The subject line on the first email of the day jarred me awake:
“SINGLE CHRISTIANS IN YOUR AREA ARE LOOKING FOR YOU!”
Why? What have I done? What are they going to do with me when they find me? I think it was the “in your area” part that got me. Were they headed across the state? Were they just across town? Were they turning onto my street? Were they OH MY GOD THE CALL IS COMING FROM INSIDE THE HOUSE!
My mind raced. Why would all these single Christians come after me?
Was it because I once described Franklin Graham as “looking a little like Don Draper without all the bourbon hangover stubble.” I mean, that’s a compliment, right?
Only after a few seconds of half-hearted soul-searching and outright caffeinated panic did I realize this wasn’t a personal warning but rather just another online dating service trolling for clients in the wrong waters. Still, the phrase has stuck with me all week and makes me laugh out loud every time I think about it.
As a married Christian, I think religion-based dating sites should be especially careful when choosing whom to stalk. This isn’t the same as the suddenly stranded “friend” who wants me to send her $10,000 to get her out of trouble and, if I do, she will turn right around and send me $100,000 because apparently she is the world’s worst math student.
And, as we all know, the Internet would simply keel over and die if it couldn’t send countless daily emails to women asking them just how much they would be willing to pay to have their nonexistent penises enlarged.

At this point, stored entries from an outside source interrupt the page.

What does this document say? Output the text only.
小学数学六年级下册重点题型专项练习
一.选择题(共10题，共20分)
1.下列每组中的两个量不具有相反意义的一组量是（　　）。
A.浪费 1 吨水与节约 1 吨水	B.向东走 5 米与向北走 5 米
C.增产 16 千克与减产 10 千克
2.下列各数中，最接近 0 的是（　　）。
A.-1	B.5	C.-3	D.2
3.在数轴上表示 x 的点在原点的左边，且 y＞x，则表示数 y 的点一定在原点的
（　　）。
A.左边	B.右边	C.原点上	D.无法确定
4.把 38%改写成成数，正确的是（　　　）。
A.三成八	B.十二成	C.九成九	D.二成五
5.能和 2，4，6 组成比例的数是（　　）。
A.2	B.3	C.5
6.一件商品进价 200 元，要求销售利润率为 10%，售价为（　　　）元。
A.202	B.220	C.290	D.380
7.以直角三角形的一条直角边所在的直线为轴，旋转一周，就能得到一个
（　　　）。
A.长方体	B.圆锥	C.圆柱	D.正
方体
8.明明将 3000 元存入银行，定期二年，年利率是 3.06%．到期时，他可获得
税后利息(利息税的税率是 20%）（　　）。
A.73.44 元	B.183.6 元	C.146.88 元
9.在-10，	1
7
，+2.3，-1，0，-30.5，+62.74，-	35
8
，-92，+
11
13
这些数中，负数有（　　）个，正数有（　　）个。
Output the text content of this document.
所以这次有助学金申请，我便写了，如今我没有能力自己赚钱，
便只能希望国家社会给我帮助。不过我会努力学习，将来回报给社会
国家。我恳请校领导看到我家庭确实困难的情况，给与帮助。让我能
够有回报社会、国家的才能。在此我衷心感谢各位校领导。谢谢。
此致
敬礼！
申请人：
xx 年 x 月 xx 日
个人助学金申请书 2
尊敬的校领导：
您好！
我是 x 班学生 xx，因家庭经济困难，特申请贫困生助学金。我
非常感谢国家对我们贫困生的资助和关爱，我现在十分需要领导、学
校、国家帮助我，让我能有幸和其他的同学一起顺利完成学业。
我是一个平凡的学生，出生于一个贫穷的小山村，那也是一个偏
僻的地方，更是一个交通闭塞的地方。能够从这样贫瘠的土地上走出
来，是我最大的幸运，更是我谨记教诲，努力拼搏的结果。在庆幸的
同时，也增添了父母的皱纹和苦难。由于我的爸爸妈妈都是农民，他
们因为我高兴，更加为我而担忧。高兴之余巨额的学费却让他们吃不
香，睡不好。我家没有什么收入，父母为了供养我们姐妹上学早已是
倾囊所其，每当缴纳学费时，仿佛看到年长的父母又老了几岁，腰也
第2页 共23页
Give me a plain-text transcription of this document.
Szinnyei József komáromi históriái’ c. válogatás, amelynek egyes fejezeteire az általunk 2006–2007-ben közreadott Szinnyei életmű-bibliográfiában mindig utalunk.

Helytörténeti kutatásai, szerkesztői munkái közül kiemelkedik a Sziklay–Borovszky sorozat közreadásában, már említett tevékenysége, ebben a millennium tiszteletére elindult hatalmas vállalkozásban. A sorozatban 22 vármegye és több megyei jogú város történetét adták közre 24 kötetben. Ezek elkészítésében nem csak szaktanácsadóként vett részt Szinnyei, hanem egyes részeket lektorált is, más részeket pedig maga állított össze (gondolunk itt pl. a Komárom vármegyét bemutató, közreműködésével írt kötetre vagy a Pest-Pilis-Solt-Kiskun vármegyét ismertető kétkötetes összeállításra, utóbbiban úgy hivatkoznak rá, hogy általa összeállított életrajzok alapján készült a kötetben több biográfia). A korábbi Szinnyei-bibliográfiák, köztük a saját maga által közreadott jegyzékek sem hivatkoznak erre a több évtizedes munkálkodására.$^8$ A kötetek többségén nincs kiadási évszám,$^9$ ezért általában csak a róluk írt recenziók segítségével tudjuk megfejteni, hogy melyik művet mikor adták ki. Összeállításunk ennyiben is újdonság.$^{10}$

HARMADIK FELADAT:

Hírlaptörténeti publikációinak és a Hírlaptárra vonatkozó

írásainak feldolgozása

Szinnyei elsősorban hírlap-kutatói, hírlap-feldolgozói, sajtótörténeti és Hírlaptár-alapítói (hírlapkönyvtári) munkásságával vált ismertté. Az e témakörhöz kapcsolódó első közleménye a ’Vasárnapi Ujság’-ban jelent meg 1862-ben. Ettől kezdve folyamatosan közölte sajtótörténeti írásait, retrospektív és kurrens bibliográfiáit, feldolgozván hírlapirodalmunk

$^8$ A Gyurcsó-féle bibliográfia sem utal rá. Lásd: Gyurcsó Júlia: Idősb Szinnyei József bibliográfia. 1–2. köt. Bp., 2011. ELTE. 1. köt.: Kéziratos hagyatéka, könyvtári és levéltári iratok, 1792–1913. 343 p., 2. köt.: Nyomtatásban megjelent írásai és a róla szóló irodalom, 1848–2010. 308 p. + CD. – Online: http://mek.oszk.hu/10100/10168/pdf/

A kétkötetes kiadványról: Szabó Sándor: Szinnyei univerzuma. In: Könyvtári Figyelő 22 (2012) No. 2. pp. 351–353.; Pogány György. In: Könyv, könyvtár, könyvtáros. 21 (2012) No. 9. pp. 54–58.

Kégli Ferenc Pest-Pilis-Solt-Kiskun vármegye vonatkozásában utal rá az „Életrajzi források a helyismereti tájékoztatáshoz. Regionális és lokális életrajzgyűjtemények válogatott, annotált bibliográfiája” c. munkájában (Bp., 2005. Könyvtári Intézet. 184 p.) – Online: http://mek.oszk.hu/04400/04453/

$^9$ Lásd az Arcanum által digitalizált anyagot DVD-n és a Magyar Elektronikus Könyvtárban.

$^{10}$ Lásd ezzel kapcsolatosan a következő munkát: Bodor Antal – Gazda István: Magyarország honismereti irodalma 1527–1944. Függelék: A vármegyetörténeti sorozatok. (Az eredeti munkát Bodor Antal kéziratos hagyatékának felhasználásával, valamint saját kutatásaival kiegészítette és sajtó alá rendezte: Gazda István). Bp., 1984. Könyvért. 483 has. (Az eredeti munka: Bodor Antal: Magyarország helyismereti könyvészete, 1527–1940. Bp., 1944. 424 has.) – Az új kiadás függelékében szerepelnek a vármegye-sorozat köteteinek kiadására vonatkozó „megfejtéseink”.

But if you’re running a Christian dating service you shouldn’t send stuff to married folk. I’m not insulted, mind you. After I recovered from the shock of picturing all those sincere, fresh-faced folks standing on my doorstep with pitchforks, I simply deleted the message and got on with my life.
But I can’t help but think that in 2013 there really isn’t an excuse to make this kind of mistake. Other companies know too much about you. The other day, I had an email from a company whose name I won’t reveal but which rhymes with “Blurban Moutfitters.” The email consisted of photos of the shoes and tops I bought there the day before and asked, heh-heh, wouldn’t I like some more of the same kind of stuff? Dang. Even a crack dealer would give you time for the cravings to set in before they hit you up. Or so I’m told.
I don’t like that a store with such a ridiculous made-up name knows my closet contents. When I whined to a friend, she pointed out that I love the texts from the grocery store when my favorites go on sale.
“What’s the difference?” she asked.
“That’s easy. Refrigerator? Not personal. Closet? Very personal. I feel so violated!”
She looked at me hard. Something told me she wasn’t thinking “Married Christian.”